Virginia Attorney General Ken Cuccinelli called a local talk radio show on Tuesday to complain about rats in D.C. Specifically, Cuccinelli was peeved about a D.C. law — the Wildlife Protection Act — which, since March 2011, has outlawed some common pest control practices including the use of lethal traps on certain species of rats and mice (and on other wild animals that get stuck in homes).

“Last year, in its finite wisdom, the D.C. City Council passed a new law — a triumph of animal rights over human health,” he told the hosts of WMAL’s ‘The Morning Majority‘ show. “Those pest control people… aren’t allowed to kill the rat. They have to relocate the rat. And… that’s actually not the worst part. They cannot break up the family of the rat.”

“Oh no,” one of the hosts said solemnly as another loudly gasped. But what does any of this have to do with Virginia? Cuccinelli explained that wildlife trappers might now simply take the rats they catch in D.C. into Virginia.

“Actual experts in pest control will tell you, if you don’t move an animal about 25 miles, it will come back,” Cuccinelli said. “So what’s the solution to that? Across the river.”

“It is worse than our immigration policies, you can’t break up rat families or racoons and all the rest,” Cuccinelli continued. “And you can’t even kill them. It’s unbelievable.”

(The audio can be found at 92:35 here.)

Lest Cuccinelli’s rat rant seem a bit out of the blue, it is a topic that representatives of pest control businesses, including those in Northern Virginia, are still fuming over to this day. Industry leaders say the Wildlife Protection Act makes it prohibitively expensive for homeowners to pay for a letter-of-the-law pest control service.
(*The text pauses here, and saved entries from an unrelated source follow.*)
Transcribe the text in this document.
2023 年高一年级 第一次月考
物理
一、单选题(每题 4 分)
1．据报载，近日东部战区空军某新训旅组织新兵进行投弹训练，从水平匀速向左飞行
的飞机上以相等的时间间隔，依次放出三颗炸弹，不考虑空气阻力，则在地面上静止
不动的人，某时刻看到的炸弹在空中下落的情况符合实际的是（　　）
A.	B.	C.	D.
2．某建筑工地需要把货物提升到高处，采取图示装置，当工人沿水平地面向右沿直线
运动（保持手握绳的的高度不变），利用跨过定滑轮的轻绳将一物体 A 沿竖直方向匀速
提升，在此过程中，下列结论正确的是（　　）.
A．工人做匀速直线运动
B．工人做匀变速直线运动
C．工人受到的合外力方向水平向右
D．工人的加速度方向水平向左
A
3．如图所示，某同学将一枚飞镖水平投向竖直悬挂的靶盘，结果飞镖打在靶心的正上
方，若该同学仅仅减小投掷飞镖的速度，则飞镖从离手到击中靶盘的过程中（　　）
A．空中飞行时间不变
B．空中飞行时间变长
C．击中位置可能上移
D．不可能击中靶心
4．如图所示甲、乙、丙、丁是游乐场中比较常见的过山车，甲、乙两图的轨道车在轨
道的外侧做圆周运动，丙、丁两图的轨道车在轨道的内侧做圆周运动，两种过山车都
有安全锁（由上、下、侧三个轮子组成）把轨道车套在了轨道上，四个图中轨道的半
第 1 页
Such a service, they say, would involve trapping an entire family of animals in and around a home and then driving around the District looking for an uninhabited wooded spot to let the critters out.

In practice, according to Gene Harrington of the Fairfax-based National Pest Management Association, many pest control companies will simply try to skirt the law in one way or another. Rather than trying to find a safe spot to let the animals go in D.C., for instance, a company may simply decide to break federal law and transport the animal over state lines.

“If the District isn’t even going to let you use a snap trap to control a chipmunk or a squirrel, it’s just a lot easier for Commonwealth-based businesses to bring every animal captured in the District back to the Commonwealth,” he said. “They’ll simply just put them in the back of their truck, I’m sure, and take them across the river.”

While lethal traps are technically permitted for several common rat and mouse species, Jason Reger, the Virginia representative of the National Wildlife Control Operators Association, says that other rodent species are prevalent in the District and that it’s impossible for a trap to differentiate between the various species. Reger also contends that the Wildlife Control Act’s provision that allows animals to be trapped and then euthanized would be difficult to apply in practice.

Harrington, for his part, says he hopes changes will eventually be made to what he described as a “stupid, stupid, ill-advised, ill-conceived law.”